Importantly it's the exact same Regex object that works through all of the API we've seen so far. It's just takes less then 1 μs of run-time to initialize. Run-time version took around 10-20 μs on my machine, keep in mind that it was a trivial pattern.

Now stepping futher in this direction there is an ability to construct specialized native machine code that matches a given regex to speed up matching. All of this at compile time, and again the module usage stays consistent!

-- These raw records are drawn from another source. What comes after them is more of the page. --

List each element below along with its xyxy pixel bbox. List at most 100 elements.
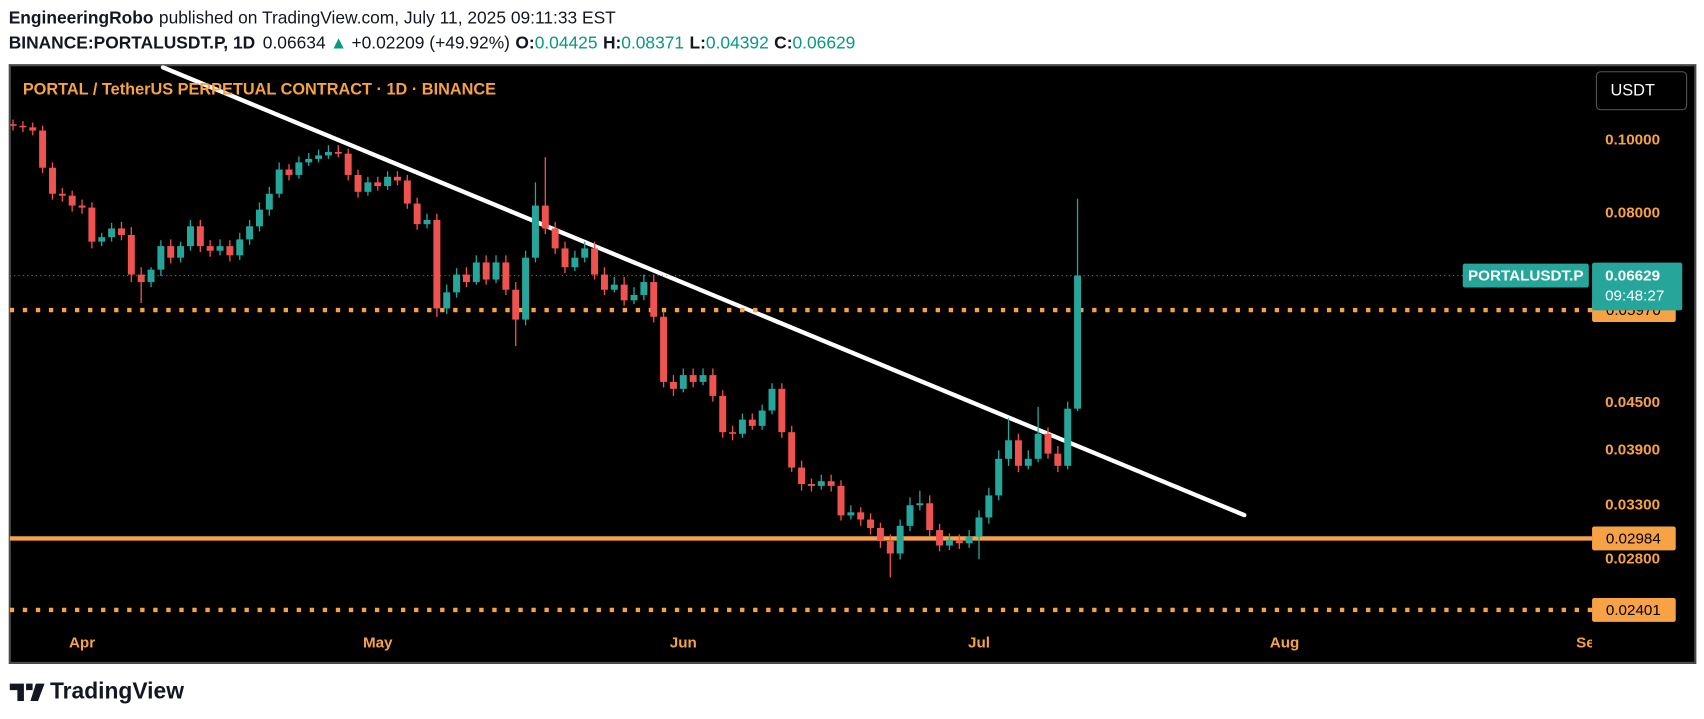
- trendline: [160, 65, 1247, 518]
- candle-body: [29, 127, 37, 131]
- candle-body: [186, 226, 194, 247]
- candle-body: [137, 274, 145, 283]
- candle-body: [600, 274, 608, 290]
- candle-body: [1005, 440, 1013, 459]
- x-tick-label: Jun: [670, 634, 697, 651]
- change: +0.02209 (+49.92%): [352, 32, 510, 52]
- last-price-label: 0.06629: [1605, 268, 1660, 285]
- symbol-tag: PORTALUSDT.P: [1468, 268, 1583, 285]
- candle-body: [1054, 453, 1062, 466]
- candle-body: [758, 410, 766, 426]
- candle-body: [482, 262, 490, 280]
- x-tick-label: Sep: [1576, 634, 1604, 651]
- candle-body: [39, 130, 47, 168]
- candle-body: [384, 176, 392, 187]
- candle-body: [403, 180, 411, 204]
- candle-body: [453, 274, 461, 293]
- symbol-tag-box: [1462, 263, 1589, 288]
- candle-body: [551, 228, 559, 249]
- currency-box[interactable]: [1595, 71, 1688, 111]
- candle-body: [886, 541, 894, 554]
- level-label: 0.02984: [1606, 530, 1662, 547]
- candle-body: [354, 174, 362, 192]
- candle-body: [492, 262, 500, 280]
- candle-body: [433, 219, 441, 309]
- candle-body: [334, 151, 342, 154]
- candle-body: [1044, 433, 1052, 454]
- candle-body: [78, 205, 86, 208]
- brand[interactable]: TradingView: [50, 677, 184, 703]
- candle-body: [157, 246, 165, 270]
- level-label: 0.02401: [1606, 602, 1661, 619]
- candle-body: [965, 536, 973, 544]
- candle-body: [995, 458, 1003, 496]
- candle-body: [906, 505, 914, 526]
- l-value: 0.04392: [706, 32, 769, 52]
- candle-body: [699, 375, 707, 382]
- candle-body: [581, 248, 589, 258]
- candle-body: [462, 274, 470, 283]
- candle-body: [127, 234, 135, 275]
- candle-body: [857, 512, 865, 520]
- y-tick-label: 0.03900: [1605, 441, 1660, 458]
- candle-body: [867, 519, 875, 528]
- o-value: 0.04425: [535, 32, 598, 52]
- candle-body: [709, 375, 717, 396]
- candle-body: [807, 484, 815, 486]
- candle-body: [285, 169, 293, 175]
- candle-body: [926, 503, 934, 531]
- c-value: 0.06629: [793, 32, 856, 52]
- candle-body: [255, 209, 263, 227]
- price-axis: 0.100000.080000.059000.045000.039000.033…: [1462, 131, 1683, 622]
- candle-body: [324, 151, 332, 156]
- last-price-box: [1592, 262, 1683, 311]
- candle-body: [117, 228, 125, 235]
- x-tick-label: Jul: [968, 634, 990, 651]
- price: 0.06634: [263, 32, 326, 52]
- level-label-box: [1592, 526, 1676, 551]
- candle-body: [1024, 458, 1032, 466]
- currency-text[interactable]: USDT: [1611, 82, 1655, 100]
- candle-body: [522, 257, 530, 320]
- candle-body: [945, 539, 953, 546]
- candle-body: [748, 419, 756, 426]
- currency-button[interactable]: USDT: [1595, 71, 1688, 111]
- candle-body: [679, 375, 687, 389]
- published: published on TradingView.com, July 11, 2…: [159, 7, 616, 27]
- candle-body: [738, 419, 746, 434]
- candle-body: [1034, 433, 1042, 459]
- candle-body: [9, 124, 17, 126]
- candle-body: [413, 203, 421, 225]
- candle-body: [246, 226, 254, 240]
- candle-body: [177, 246, 185, 258]
- chart-pane: [8, 64, 1697, 665]
- l-label: L:: [690, 32, 706, 52]
- publish-line: EngineeringRobo published on TradingView.…: [9, 7, 616, 27]
- candle-body: [936, 530, 944, 546]
- o-label: O:: [515, 32, 534, 52]
- footer-logo[interactable]: TradingView: [9, 677, 184, 703]
- candle-body: [837, 485, 845, 516]
- candle-body: [847, 512, 855, 516]
- h-label: H:: [603, 32, 621, 52]
- candle-body: [364, 182, 372, 192]
- plot-area: Apr May Jun Jul Aug Sep: [9, 65, 1604, 651]
- x-tick-label: May: [363, 634, 393, 651]
- candle-body: [147, 269, 155, 283]
- candle-body: [660, 316, 668, 382]
- candle-body: [48, 167, 56, 194]
- symbol: BINANCE:PORTALUSDT.P, 1D: [9, 32, 256, 52]
- candle-body: [985, 495, 993, 518]
- quote-line: BINANCE:PORTALUSDT.P, 1D 0.06634 ▲ +0.02209…: [9, 32, 856, 52]
- candle-body: [778, 388, 786, 433]
- candle-body: [108, 228, 116, 238]
- level-label-box: [1592, 598, 1676, 622]
- candle-body: [167, 246, 175, 258]
- c-label: C:: [774, 32, 792, 52]
- candle-body: [472, 262, 480, 283]
- candle-body: [541, 205, 549, 229]
- x-tick-label: Apr: [69, 634, 95, 651]
- logo-icon[interactable]: [9, 683, 45, 701]
- y-tick-label: 0.08000: [1605, 205, 1660, 222]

Recalling the phone number example:

//It's only a 5 characters difference!
string phone = "+31 650 903 7158";
auto phoneReg = ctRegex!r"^\+([1-9][0-9]*) [0-9 ]*$";
auto m = match(phone, phoneReg);
assert(m);
assert(m.captures[0] == "+31 650 903 7158");
assert(m.captures[1] == "31");

In this particular case it matched roughly 50% faster for me though I haven't done comprehensive analysis of this case. Not to spoil the excitement, but as of this writing the feature is experimental and temporarily lacks some extensions. Continuing the gloomy trend, be warned that compiler might choke on it, and it's also less tested. That being said, there is no doubt ctRegex facility will only improve over time. So start with run-time version, then go compile-time if willing to experiment or when need to squeeze out some more performance.

Conclusion

The article represents a walkthrough of std.regex focused on showcasing the API. By following a series of easy yet meaningful tasks, its features are exposed in combinations, that underline the elegance and flexibility of this library solution. The good thing that not only the API is natural, but it also follows established standards and integrates well with the rest of Phobos. Putting together its major features for a short-list, std.regex is:

The format of this article is intentionally more of an overview, as such it doesn't stop to talk in-depth about certain capabilities like case-insensitive matching (via simple casefolding rules of Unicode), backreferences, lazy quantifiers. And even more features are coming, as there are interesting opportunities not exploited.